In a world where musical genres often blur across boundaries, it is both a challenge for a band and a pleasure for a music lover like me to see a band anchor their music vision to a definitive style. For me, this doesn’t reflect a band’s lack of originality or an absence of desire to challenge itself, but rather expresses the humility and dedication of a band to work within certain established parameters. With Skarntyde, Spurv delivers post-rock in the pure tradition of the genre. It doesn’t have any pretention of reinventing a music style, but rather inscribes itself as a cornerstone within the limits of a genre that has proven its pertinence for over two decades now.
RELEASE DATE: 11 May 2015 LABEL: No Forevers Records
Spurv indeed draws its influences from the big names of post-rock. We sense some Godspeed You! Black Emperor!, sometimes in the drumming, sometimes in the explosions and the power of the songs, like the end of Mellom Broens og eleven. We can also sense some Mogwai, in the variety of emotions within the songs and across the album, or in the noisy songs like Lyden av lov som biter seg fast til sin egen kropp that I suspect would become an epic wall of sound live. We can also sense some hints of fellow Norwegians, 1099, who released two masterpieces back to back in 2013 and 2015, in their general approach.
One thing I want to highlight is the (excellent) choice Spurv made by naming their songs in their native language, Norwegian. Spurv have taken the advantage that instrumental music allows to display their cultural identity to their fans. As a cultural minority myself in a world where English takes over pretty much everything, I can’t express the pleasure I get as a music fan to try and translate the song titles. Discovering new expressions that sometimes don’t make sense in English (or in my case, French). When it comes to instrumental music, there isn’t any reason why one shouldn’t display their culture like this and it’s a pleasure to emphasize it.
A basic necessity of instrumental music is to be able to convey emotions without words. Spurv indeed lead us into a vast field of emotions. From happiness to sadness with pretty much everything inbetween. Not every instrumental band can glorify themselves by being as emotionally powerful as a good songwriter can be but Spurv are one of those bands. By managing to shift the atmosphere within the song multiple times, they create a coherent musical ensemble that is structured, intelligent and overall pleasant to the listener. It keeps us interested for the entire duration of the songs.
With 4 songs clocking in at over 44 minutes, we would expect some ambient or slow melodic passages. Spurv, however, usually likes to get to business right away and, while the songs progress in intensity, it’s never in a linear way. The ups and downs from slow melodic passages to melodic explosions are a challenge for the listener and remind us of progressive rock, structurally. The climax can sometimes be within the first minutes and therefore, as listeners, we are constantly wondering what’s going to be around the corner.
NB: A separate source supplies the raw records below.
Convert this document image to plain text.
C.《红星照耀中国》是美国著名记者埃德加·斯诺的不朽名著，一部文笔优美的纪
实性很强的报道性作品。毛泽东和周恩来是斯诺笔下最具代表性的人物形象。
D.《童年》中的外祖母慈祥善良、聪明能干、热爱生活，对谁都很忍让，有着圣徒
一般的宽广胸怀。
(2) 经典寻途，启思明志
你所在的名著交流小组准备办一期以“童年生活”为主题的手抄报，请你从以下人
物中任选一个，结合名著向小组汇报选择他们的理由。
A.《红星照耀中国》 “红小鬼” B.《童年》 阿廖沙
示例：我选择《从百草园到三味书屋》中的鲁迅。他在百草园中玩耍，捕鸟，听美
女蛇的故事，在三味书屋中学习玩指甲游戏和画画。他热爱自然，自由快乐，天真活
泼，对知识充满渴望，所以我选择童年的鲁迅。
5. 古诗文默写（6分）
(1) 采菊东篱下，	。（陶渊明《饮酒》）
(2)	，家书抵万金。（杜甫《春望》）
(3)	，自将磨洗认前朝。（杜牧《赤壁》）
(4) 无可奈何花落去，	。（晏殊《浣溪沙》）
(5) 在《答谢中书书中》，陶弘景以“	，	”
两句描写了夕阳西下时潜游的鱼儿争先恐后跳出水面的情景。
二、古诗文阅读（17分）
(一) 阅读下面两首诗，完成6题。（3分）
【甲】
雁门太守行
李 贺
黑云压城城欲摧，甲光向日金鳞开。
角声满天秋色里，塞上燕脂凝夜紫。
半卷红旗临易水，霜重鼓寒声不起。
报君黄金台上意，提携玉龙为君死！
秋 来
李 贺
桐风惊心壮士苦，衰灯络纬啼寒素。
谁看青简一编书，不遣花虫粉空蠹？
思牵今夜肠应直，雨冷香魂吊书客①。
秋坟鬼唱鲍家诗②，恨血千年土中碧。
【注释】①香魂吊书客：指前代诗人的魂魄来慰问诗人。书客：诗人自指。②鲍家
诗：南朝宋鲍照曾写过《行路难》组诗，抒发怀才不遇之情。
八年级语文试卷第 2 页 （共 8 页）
When it comes to structure, it is also very important to end on a great note with this kind of post-rock record. A lack of point of reference in instrumental songs will sometimes make the listener lose focus. This clever climax is exactly what Spurv do with Hvorfor er det noe og ikke ingenting; the beautiful melodic leitmotifs close a record that much rather sound like the beginning of a new one. This is indeed a landmark in the cultural landscape of 2015 and a band to follow closely in the years to come.